Although it may seem paradoxical, it was the success of the joint exhibition of the St. Petersburg and Moscow groups of young artists at the Munich "Seccession" of 1896 (organised by Benois and Paulus) that consolidated those two stylistically different groups and led to the formation of such associations as the "World of Art" movement (in 1898) and the Union of Russian Artists (in 1903) in Russia. The participation of Russian artists in the 1898 "Seccession" was particularly successful, with 112 pictures displayed.
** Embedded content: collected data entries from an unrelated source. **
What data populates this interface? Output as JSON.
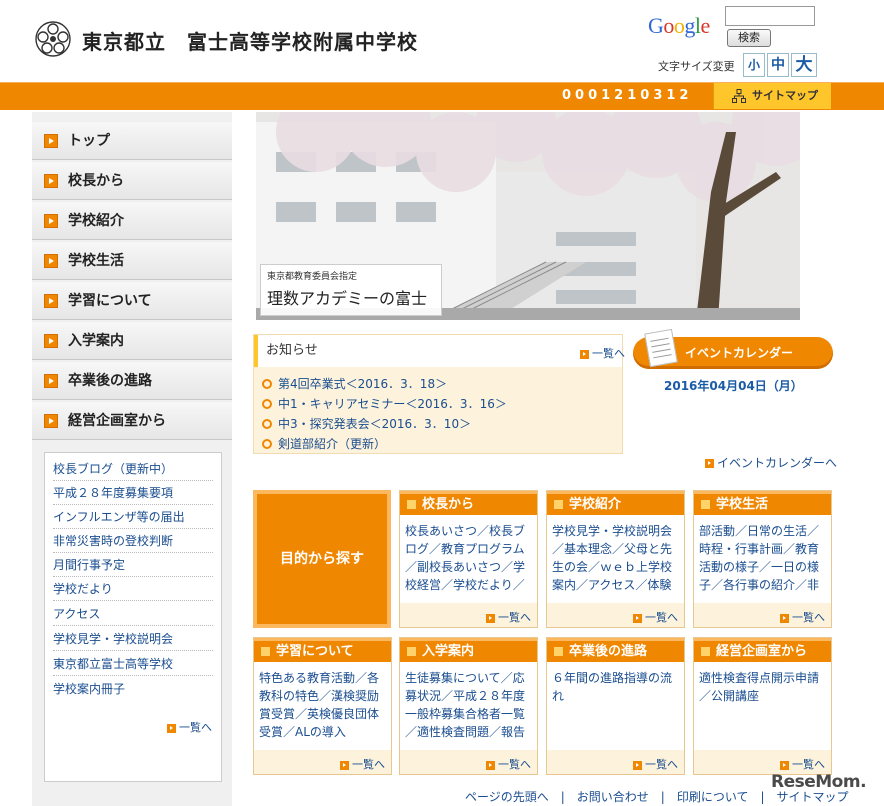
{
  "header": {
    "school_name": "東京都立　富士高等学校附属中学校",
    "google_logo": "Google",
    "search_button": "検索",
    "font_size_label": "文字サイズ変更",
    "font_small": "小",
    "font_medium": "中",
    "font_large": "大",
    "counter": "0001210312",
    "sitemap": "サイトマップ"
  },
  "sidebar": {
    "nav": [
      {
        "label": "トップ"
      },
      {
        "label": "校長から"
      },
      {
        "label": "学校紹介"
      },
      {
        "label": "学校生活"
      },
      {
        "label": "学習について"
      },
      {
        "label": "入学案内"
      },
      {
        "label": "卒業後の進路"
      },
      {
        "label": "経営企画室から"
      }
    ],
    "links": [
      {
        "label": "校長ブログ（更新中）"
      },
      {
        "label": "平成２８年度募集要項"
      },
      {
        "label": "インフルエンザ等の届出"
      },
      {
        "label": "非常災害時の登校判断"
      },
      {
        "label": "月間行事予定"
      },
      {
        "label": "学校だより"
      },
      {
        "label": "アクセス"
      },
      {
        "label": "学校見学・学校説明会"
      },
      {
        "label": "東京都立富士高等学校"
      },
      {
        "label": "学校案内冊子"
      }
    ],
    "more": "一覧へ"
  },
  "hero": {
    "caption_small": "東京都教育委員会指定",
    "caption_big": "理数アカデミーの富士"
  },
  "news": {
    "title": "お知らせ",
    "more": "一覧へ",
    "items": [
      {
        "label": "第4回卒業式＜2016．3．18＞"
      },
      {
        "label": "中1・キャリアセミナー＜2016．3．16＞"
      },
      {
        "label": "中3・探究発表会＜2016．3．10＞"
      },
      {
        "label": "剣道部紹介（更新）"
      }
    ]
  },
  "event": {
    "button": "イベントカレンダー",
    "date": "2016年04月04日（月）",
    "more": "イベントカレンダーへ"
  },
  "purpose_button": "目的から探す",
  "cards": [
    {
      "title": "校長から",
      "body": "校長あいさつ／校長ブログ／教育プログラム／副校長あいさつ／学校経営／学校だより／",
      "more": "一覧へ"
    },
    {
      "title": "学校紹介",
      "body": "学校見学・学校説明会／基本理念／父母と先生の会／ｗｅｂ上学校案内／アクセス／体験",
      "more": "一覧へ"
    },
    {
      "title": "学校生活",
      "body": "部活動／日常の生活／時程・行事計画／教育活動の様子／一日の様子／各行事の紹介／非",
      "more": "一覧へ"
    },
    {
      "title": "学習について",
      "body": "特色ある教育活動／各教科の特色／漢検奨励賞受賞／英検優良団体受賞／ALの導入",
      "more": "一覧へ"
    },
    {
      "title": "入学案内",
      "body": "生徒募集について／応募状況／平成２８年度一般枠募集合格者一覧／適性検査問題／報告",
      "more": "一覧へ"
    },
    {
      "title": "卒業後の進路",
      "body": "６年間の進路指導の流れ",
      "more": "一覧へ"
    },
    {
      "title": "経営企画室から",
      "body": "適性検査得点開示申請／公開講座",
      "more": "一覧へ"
    }
  ],
  "footer": {
    "links": "ページの先頭へ　|　お問い合わせ　|　印刷について　|　サイトマップ"
  },
  "watermark": "ReseMom.",
  "colors": {
    "accent": "#f08700",
    "highlight": "#ffc62c",
    "link": "#1a4d8f"
  }
}
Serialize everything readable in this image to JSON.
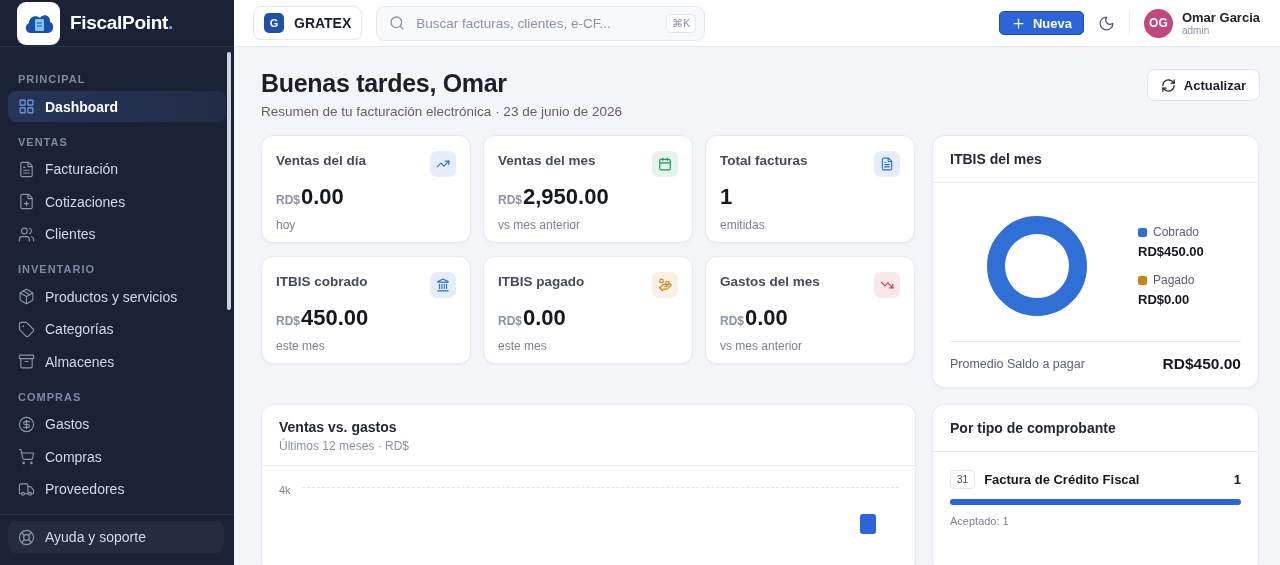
{
  "brand": {
    "name": "FiscalPoint",
    "dot": "."
  },
  "sidebar": {
    "sections": [
      {
        "title": "PRINCIPAL",
        "items": [
          {
            "label": "Dashboard",
            "selected": true
          }
        ]
      },
      {
        "title": "VENTAS",
        "items": [
          {
            "label": "Facturación",
            "selected": false
          },
          {
            "label": "Cotizaciones",
            "selected": false
          },
          {
            "label": "Clientes",
            "selected": false
          }
        ]
      },
      {
        "title": "INVENTARIO",
        "items": [
          {
            "label": "Productos y servicios",
            "selected": false
          },
          {
            "label": "Categorías",
            "selected": false
          },
          {
            "label": "Almacenes",
            "selected": false
          }
        ]
      },
      {
        "title": "COMPRAS",
        "items": [
          {
            "label": "Gastos",
            "selected": false
          },
          {
            "label": "Compras",
            "selected": false
          },
          {
            "label": "Proveedores",
            "selected": false
          }
        ]
      }
    ],
    "help": "Ayuda y soporte"
  },
  "header": {
    "company": {
      "initial": "G",
      "name": "GRATEX"
    },
    "search": {
      "placeholder": "Buscar facturas, clientes, e-CF...",
      "shortcut": "⌘K"
    },
    "new_button": "Nueva",
    "user": {
      "initials": "OG",
      "name": "Omar Garcia",
      "role": "admin"
    }
  },
  "greeting": {
    "title": "Buenas tardes, Omar",
    "subtitle": "Resumen de tu facturación electrónica · 23 de junio de 2026",
    "refresh_button": "Actualizar"
  },
  "stats": [
    {
      "title": "Ventas del día",
      "currency": "RD$",
      "value": "0.00",
      "note": "hoy",
      "color": "#2f6fd6"
    },
    {
      "title": "Ventas del mes",
      "currency": "RD$",
      "value": "2,950.00",
      "note": "vs mes anterior",
      "color": "#1f9a5a"
    },
    {
      "title": "Total facturas",
      "value": "1",
      "note": "emitidas",
      "color": "#2f6fd6"
    },
    {
      "title": "ITBIS cobrado",
      "currency": "RD$",
      "value": "450.00",
      "note": "este mes",
      "color": "#2f6fd6"
    },
    {
      "title": "ITBIS pagado",
      "currency": "RD$",
      "value": "0.00",
      "note": "este mes",
      "color": "#c98512"
    },
    {
      "title": "Gastos del mes",
      "currency": "RD$",
      "value": "0.00",
      "note": "vs mes anterior",
      "color": "#d63a4a"
    }
  ],
  "itbis": {
    "title": "ITBIS del mes",
    "legend": [
      {
        "label": "Cobrado",
        "value": "RD$450.00",
        "color": "#2f6fd6"
      },
      {
        "label": "Pagado",
        "value": "RD$0.00",
        "color": "#c98512"
      }
    ],
    "footer_label": "Promedio Saldo a pagar",
    "footer_value": "RD$450.00"
  },
  "sales_chart": {
    "title": "Ventas vs. gastos",
    "subtitle": "Últimos 12 meses · RD$",
    "tick_label": "4k"
  },
  "by_type": {
    "title": "Por tipo de comprobante",
    "items": [
      {
        "code": "31",
        "name": "Factura de Crédito Fiscal",
        "count": "1",
        "level": 1,
        "status": "Aceptado: 1"
      }
    ]
  }
}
Among them were such masterpieces as "Girl with Peaches", "Portrait of Grand Duke Pavel Alexandrovich", "October", and "Woman with a Horse" by Valentin Serov; "Eternal Peace", "The Last Snow", "A Field on the Edge of the Forest", and "Near the Creek" by Isaak Levitan; and "The Ringing of Church Bells" and "The Great Taking of Monastic Vows" by Mikhail Nesterov. The magazine "Kunst fur alle" in its twelfth issue of 1898 published a major article with reproductions of works by Bakst, Benois, Korovin, Levitan, Nesterov, Purvit, Somov and Serov that were on display in that exhibition. It is significant that in the same year Serov and Levitan were elected members of the Munich "Seccession", and in 1901 Philip Malyavin also became a member. It was also the time when Sergei Diaghilev developed the idea of introducing Russian art to the West; he would implement the idea a little later during the hugely- successful Russian Seasons in Paris.
When analysed, the decisions of the judges of the International Art Exhibitions seem very interesting. Russian artists began participating in 1863: in that year Nikolai Geh showed his "Messengers of Resurrection" and "Christ in the Garden of Gethsemane". Repin and Kramskoi would also often take part in them: in the 1883 exhibition Repin showed his work "Rest", and Kramskoi "Portrait of Litov- chenko" and "Portrait of S.I. Kramskaya, the Artist's Daughter". Even though Russian painters often won gold medals, their presence was sporadic. The situat-ion changed drastically at the beginning of the century when a generation of young painters appeared: it was at that moment that the Russian school announced its independent and unique existence to the rest of the artistic world. The results of the 10th International Exhibition of 1909 and the 11th Inter-national Exhibition of 1913 were the most impressive.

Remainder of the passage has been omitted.